Sunday, March 23, 2014

43 Colombo 1

Now in a hotel  room ready for work tomorrow,



I've done a lot of this over the last decades and I am okay with it. Fly in to a new city a few days before the job starts and see the sights on my own tab. Check into the company provided hotel the night before the project / program and I'm ready for the off.

I work in shopping. Retail marketing being the posh phrase that gets my daily rates to up over two thousand a day with expenses. I'll work for any client that sells things. I'm good at working with those that sell things people need every week or so. Grocery shops, butchers, cheese shops, pharmacists, tobacconists and newsagents (they call them CTN here), those sorts of stores. the places I went with my mum in half term holidays on a Wednesday afternoon.

I usually end up working with and for the rich grocers; such as Keell's in Sri Lanka. I would like to work for Cargills in Sri Lanka. Two reasons. One, Cargills have a glorious building in the centre of Colombo, it's one of the oldest Edwardian pieces in town. Second, Cargills are the selling agents 'for candles'.



For candles. It is a British thing. Say it to any man or woman over 45years old 'for candles' and it is probable they'll titter to themselves.

Colombo is a strange little place. Strange as in "quirky strange". I only walked and sweated the pavements around the old fort station for a couple of hours but I found it to be a pleasant spot. If no one forces me to live in it and spend Sundays until eternity here.

The quality of the buildings and roads, the driving on the left, reminds me of Kuala Lumpur fifteen plus years ago, when someone did expect me to live in it! Or maybe a Langkawi two decades ago. It also sparked off memories of Bulawayo, Zimbabwe. And some parts of Cairo. It was obviously the old colonial / beau epoch architecture that was doing it. It was when there was a sense for putting the date on the building. 1900. 1903. 1912. There was a wall on one street, behind a cell phone shop (closed for Sunday), just the wall. It was falling apart and had bits of tree growing out of it. 1925 it had on it.

 
 
The railway station and the bridges over the tracks; the placement of the platform clocks and waiting rooms straight out the Hornby catalogue and if it was the London Underground then Colombo Fort could well have been a near East version of Queensbury when it was on the Bakerloo line,



In some spots the buildings were getting a conservation overhaul. Desolate almost past it structures looked like they were destined for whatever Dante had in store for bricks and mortar in the depths of forgotten hell. No one seemed interested in some buildings that must have been loved once. Every building has an architect, or a builder at the least. Some places looked too far gone to be saved.

 
I liked my walk in the blistering heat. Past the port buildings that reminded me of the Empire Exhibition architecture, New Delhi and also the Star Ferry Hong Kong. The GOH opposite (Good Old Hotel?) something Oriental Hotel... Grand Oriental Hotel? A bizare sculpture of a little local kid pulling an expat old gent in a rickshaw. In bronze it appeared. Thought the bronze rickshaw had a glass window in the back. Glass windows in sculptures on a bronze. I think that's cheating!

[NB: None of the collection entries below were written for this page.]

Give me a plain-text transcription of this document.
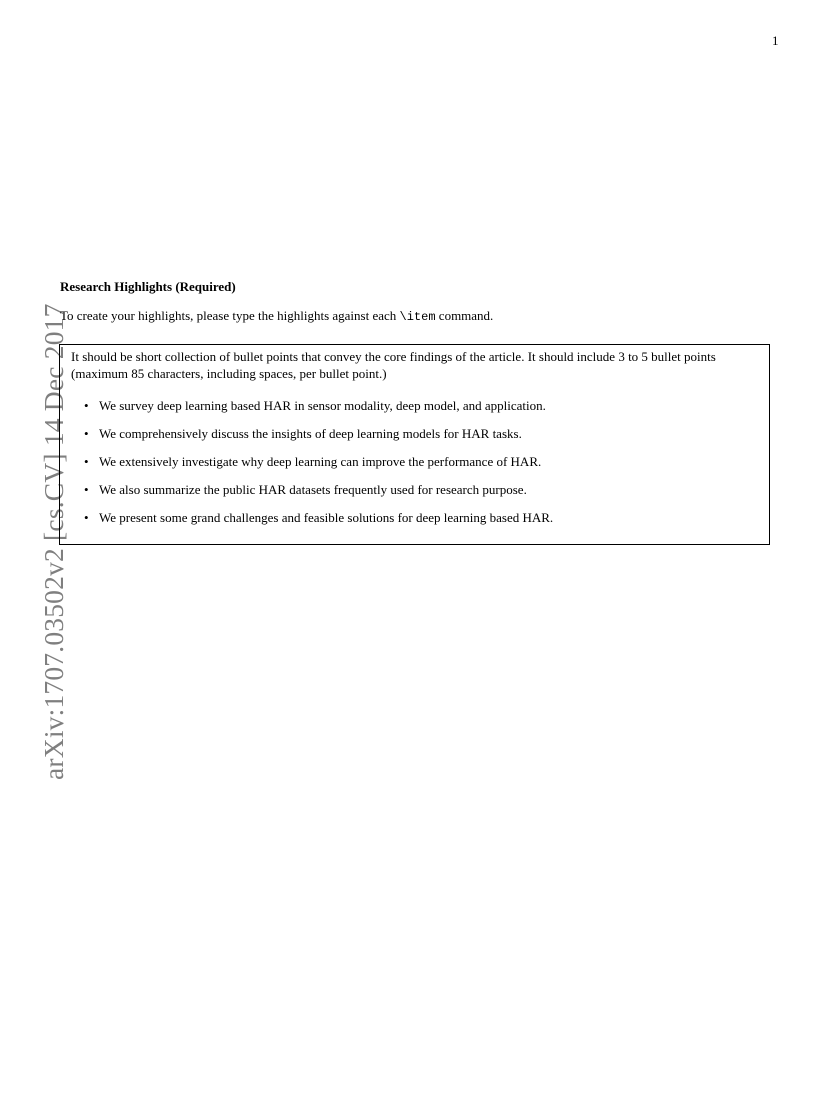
1
arXiv:1707.03502v2 [cs.CV] 14 Dec 2017
Research Highlights (Required)
To create your highlights, please type the highlights against each \item command.
It should be short collection of bullet points that convey the core findings of the article. It should include 3 to 5 bullet points (maximum 85 characters, including spaces, per bullet point.)
• We survey deep learning based HAR in sensor modality, deep model, and application.
• We comprehensively discuss the insights of deep learning models for HAR tasks.
• We extensively investigate why deep learning can improve the performance of HAR.
• We also summarize the public HAR datasets frequently used for research purpose.
• We present some grand challenges and feasible solutions for deep learning based HAR.
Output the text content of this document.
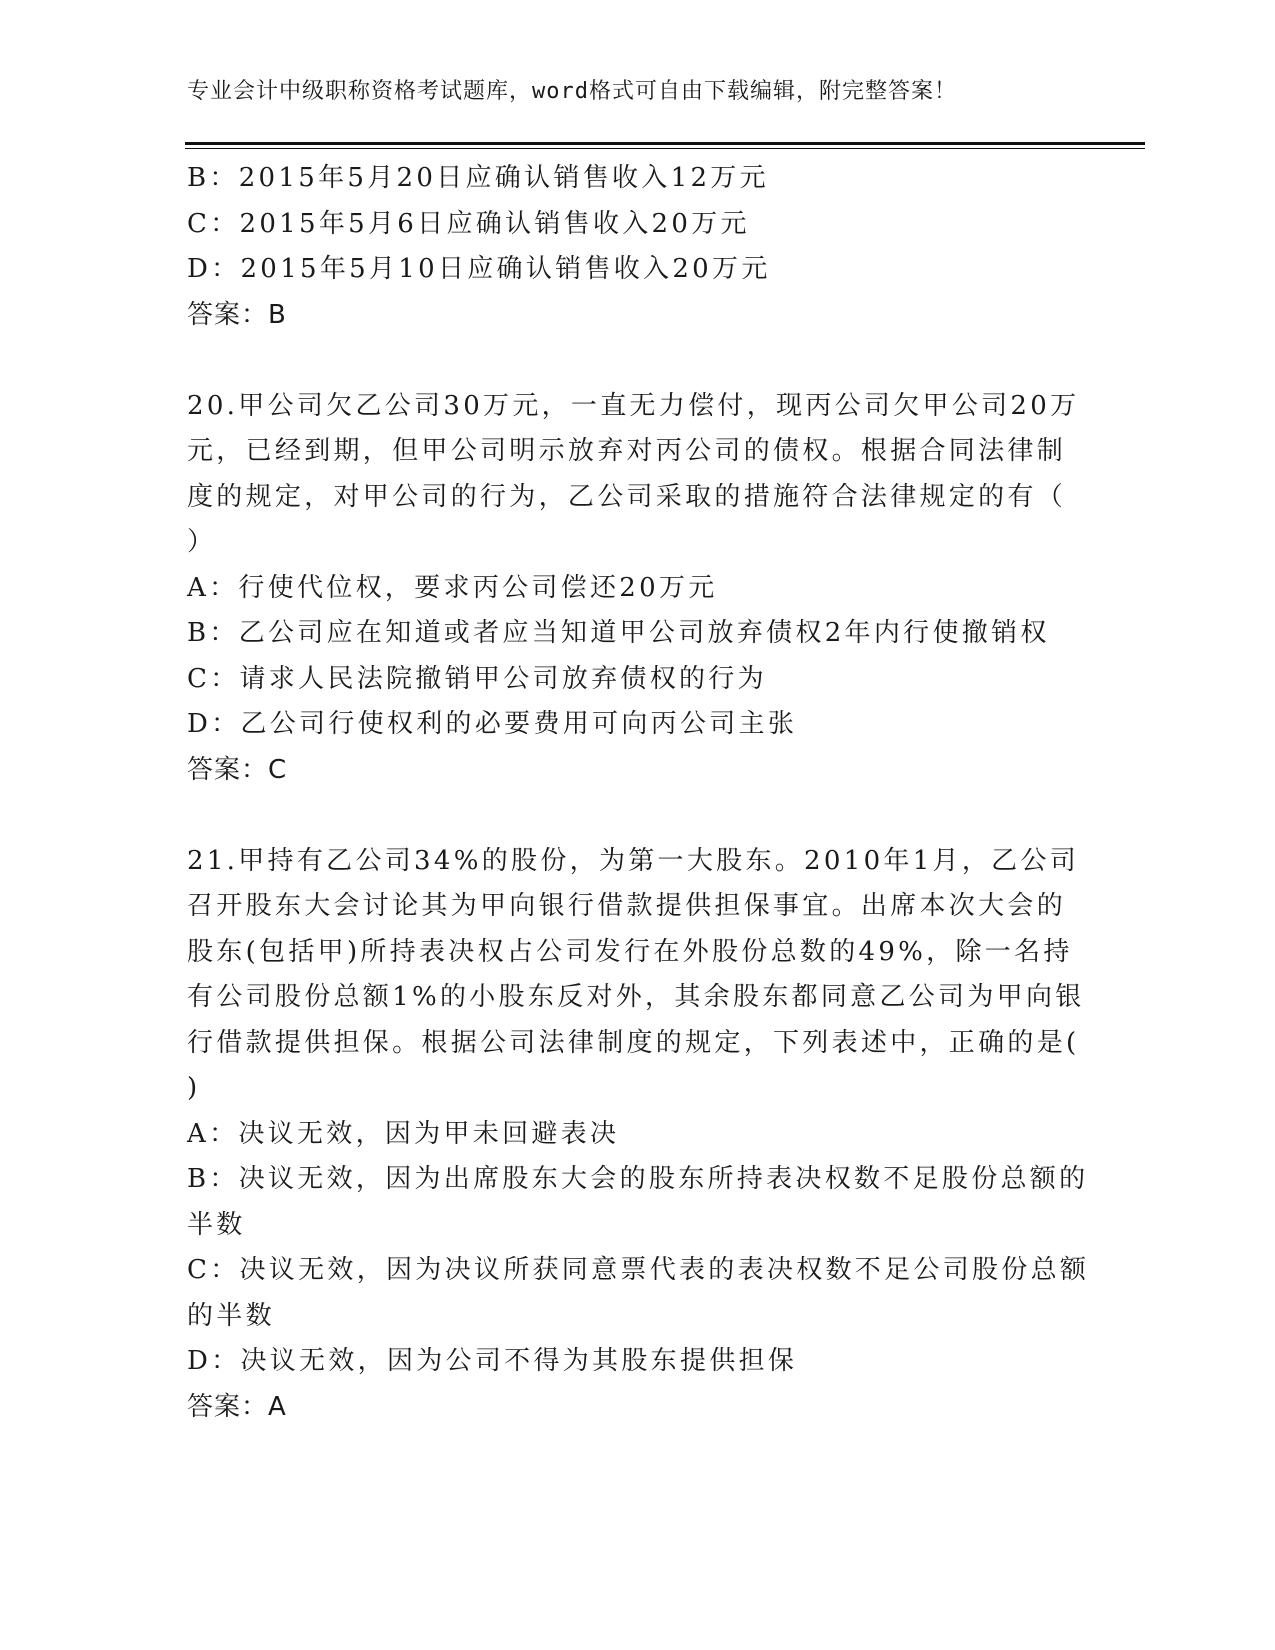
专业会计中级职称资格考试题库，word格式可自由下载编辑，附完整答案！
B：2015年5月20日应确认销售收入12万元
C：2015年5月6日应确认销售收入20万元
D：2015年5月10日应确认销售收入20万元
答案：B
20.甲公司欠乙公司30万元，一直无力偿付，现丙公司欠甲公司20万
元，已经到期，但甲公司明示放弃对丙公司的债权。根据合同法律制
度的规定，对甲公司的行为，乙公司采取的措施符合法律规定的有（
）
A：行使代位权，要求丙公司偿还20万元
B：乙公司应在知道或者应当知道甲公司放弃债权2年内行使撤销权
C：请求人民法院撤销甲公司放弃债权的行为
D：乙公司行使权利的必要费用可向丙公司主张
答案：C
21.甲持有乙公司34%的股份，为第一大股东。2010年1月，乙公司
召开股东大会讨论其为甲向银行借款提供担保事宜。出席本次大会的
股东(包括甲)所持表决权占公司发行在外股份总数的49%，除一名持
有公司股份总额1%的小股东反对外，其余股东都同意乙公司为甲向银
行借款提供担保。根据公司法律制度的规定，下列表述中，正确的是(
)
A：决议无效，因为甲未回避表决
B：决议无效，因为出席股东大会的股东所持表决权数不足股份总额的
半数
C：决议无效，因为决议所获同意票代表的表决权数不足公司股份总额
的半数
D：决议无效，因为公司不得为其股东提供担保
答案：A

Colombo city centre reminded me of the England in my youth. Sunday shops closed as were everything else, hardly any traffic on the roads and nowhere to buy a bottle of Coke. (In youthful England back in the day, no one bought bottles of water. We drank it straight from the tap. Most definitely, none of my family and friends would have been caught walking around the street with a bottle of it in their hand. Water? Bottle? In the street? Wait until you get home. Wait until you get your packed lunch out.)

I made it back to my hotel room. Ordered a room service burger and drank the complementary water dry in five minutes, and then water holed my way through most of the mini bar. I have done that rather a lot over the last few decades.

But why is it that so many of the hotels are called Cinammon? Cinammon Grand. Been there (by accident). Cinnamon Lakeside. In there. Cinammon Stick. Cinammon Powder. Cinammon Cake. Cinammon Cinammon Cinammon. Weird word is cinnamon.